# Overseeded this fall stil have some bare spots



## MChang (Aug 8, 2021)

I over seeded this fall and it did a good job. We added a sprinkler system this summer so going into next year expectation is it will keep looking good. I had sprayed some quack grass during the summer to kill it knowing I was going to over seed. I screwed up and used some stuff the prevents grass from growing for 6 months. Duh! I tried to seed this again, but nothing came up, may have gotten to cold to germinate.

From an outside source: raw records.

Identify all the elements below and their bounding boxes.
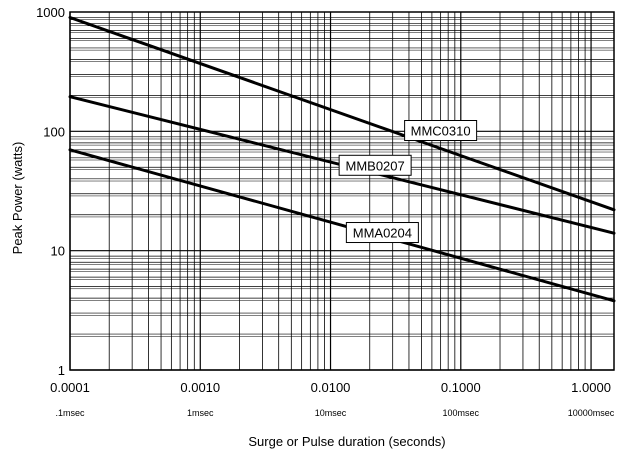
x-tick-sublabel: 1msec: [187, 408, 214, 418]
y-tick-label: 1: [58, 363, 65, 378]
x-tick-label: 0.0100: [311, 380, 351, 395]
series-label-mmc0310: MMC0310: [411, 124, 471, 139]
x-tick-sublabel: .1msec: [55, 408, 85, 418]
x-tick-sublabels: .1msec 1msec 10msec 100msec 10000msec: [55, 408, 614, 418]
series-label-box: [338, 154, 412, 176]
series-label-mmb0207: MMB0207: [346, 158, 405, 173]
plot-frame: [69, 11, 615, 371]
x-tick-label: 0.1000: [441, 380, 481, 395]
y-tick-label: 100: [43, 124, 65, 139]
x-tick-label: 0.0001: [50, 380, 90, 395]
x-tick-sublabel: 100msec: [443, 408, 480, 418]
series-label-box: [345, 222, 419, 244]
series-label-mma0204: MMA0204: [353, 226, 412, 241]
y-axis-title: Peak Power (watts): [10, 142, 25, 255]
x-axis-title: Surge or Pulse duration (seconds): [248, 434, 445, 449]
y-tick-label: 1000: [36, 5, 65, 20]
x-tick-label: 1.0000: [571, 380, 611, 395]
x-tick-label: 0.0010: [180, 380, 220, 395]
series-label-box: [404, 120, 478, 142]
y-tick-labels: 1 10 100 1000: [36, 5, 65, 378]
grid: [69, 12, 614, 371]
x-tick-labels: 0.0001 0.0010 0.0100 0.1000 1.0000: [50, 380, 611, 395]
x-tick-sublabel: 10msec: [315, 408, 347, 418]
y-tick-label: 10: [51, 244, 65, 259]
series-line-mma0204: [68, 148, 616, 303]
x-tick-sublabel: 10000msec: [568, 408, 615, 418]
series-labels: MMC0310 MMB0207 MMA0204: [338, 120, 478, 244]
series-line-mmc0310: [68, 16, 616, 212]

So the big questions is, do I go ahead and put down pre-emergent fertilizer in the spring and just give up on patching these til next fall or skip the pre-emergent and path the bare spots and deal with the weeds during the summer? I am leaning towards skipping the pre-emergent, and patching the spots this spring.

Thanks.

Brian


----------



## Oyster Shark (Aug 24, 2020)

Seed as early as possible. Apply pre-emergent. How big are the spots, what kind of grass and where do you live?


----------



## thin_concrete (Sep 11, 2020)

You can use something like mesotrione (Tenacity) as a preemergent at seeding, though it won't last as long as a prodiamine application. Maybe doing that can kill two birds with one stone. After 60 days or so, you can put down prodiamine for longer preemergent control, but by then the soil temperatures will limit its efficacy.


----------



## MChang (Aug 8, 2021)

Oyster Shark said:


> Seed as early as possible. Apply pre-emergent. How big are the spots, what kind of grass and where do you live?


Smaller 6-12" diameter one maybe 2ft. Indianapolis, Combination of bluegrass and fescue. Thanks Brian


----------



## Green (Dec 24, 2017)

Put down pre-M everywhere except where you're Spring seeding. Leave about 6 inches around each spot in case. Then apply a pre-M once you're able again. It's really that simple.


----------



## MChang (Aug 8, 2021)

Green said:


> Put down pre-M everywhere except where you're Spring seeding. Leave about 6 inches around each spot in case. Then apply a pre-M once you're able again. It's really that simple.


To much to control in this way. I would be unable to control using a broadcast spreader. thanks brian


----------



## Green (Dec 24, 2017)

MChang said:


> Green said:
> 
> 
> > Put down pre-M everywhere except where you're Spring seeding. Leave about 6 inches around each spot in case. Then apply a pre-M once you're able again. It's really that simple.
> ...


It can be done.


----------



## MChang (Aug 8, 2021)

Green said:


> MChang said:
> 
> 
> > Green said:
> ...


Not for me.


----------



## macattack (Nov 2, 2020)

Use a cardboard box as a barrier/shield for those areas you want to seed next year, when applying the pre-emergent. Depend on how big or small these areas are, but after watering in, the pre-emergent doesn't migrate far in the soil. Enough to seed.


----------



## Kissfromnick (Mar 25, 2019)

Why not to do dormant seeding or light top dressing with soil after spring pre-m and then seeding.


----------



## BurtMacklinFBI (Jul 17, 2021)

I'm in the same boat as you and asked the same question haha. Last year I skipped overseeding till fall and laid down a pre-emergent. I have thin areas not patches and honestly the lawn looked great all summer going thus route (once it greened up and got thicker) Then fall came and I did my usual overseed which helped a lot.

Now after this falls overseed, I found a lot more thin areas (because I brought in a lot of top soil to level out certain areas which got seeded when I did the overseed) So I'm in the same boat again this year haha. This spring I'm just gonna get seed down as early as possible, I have Tenacity on hand ready to go down at the same time as the seed.

Due to how the thin areas are, its just impossible for me to avoid those areas with pre-emergent and overseed at the same time. I have all winter to figure out the exacts but once the seed is established I'll be following up with prodiamine. Just gatta sit down and read my labels and write up a schedule.


----------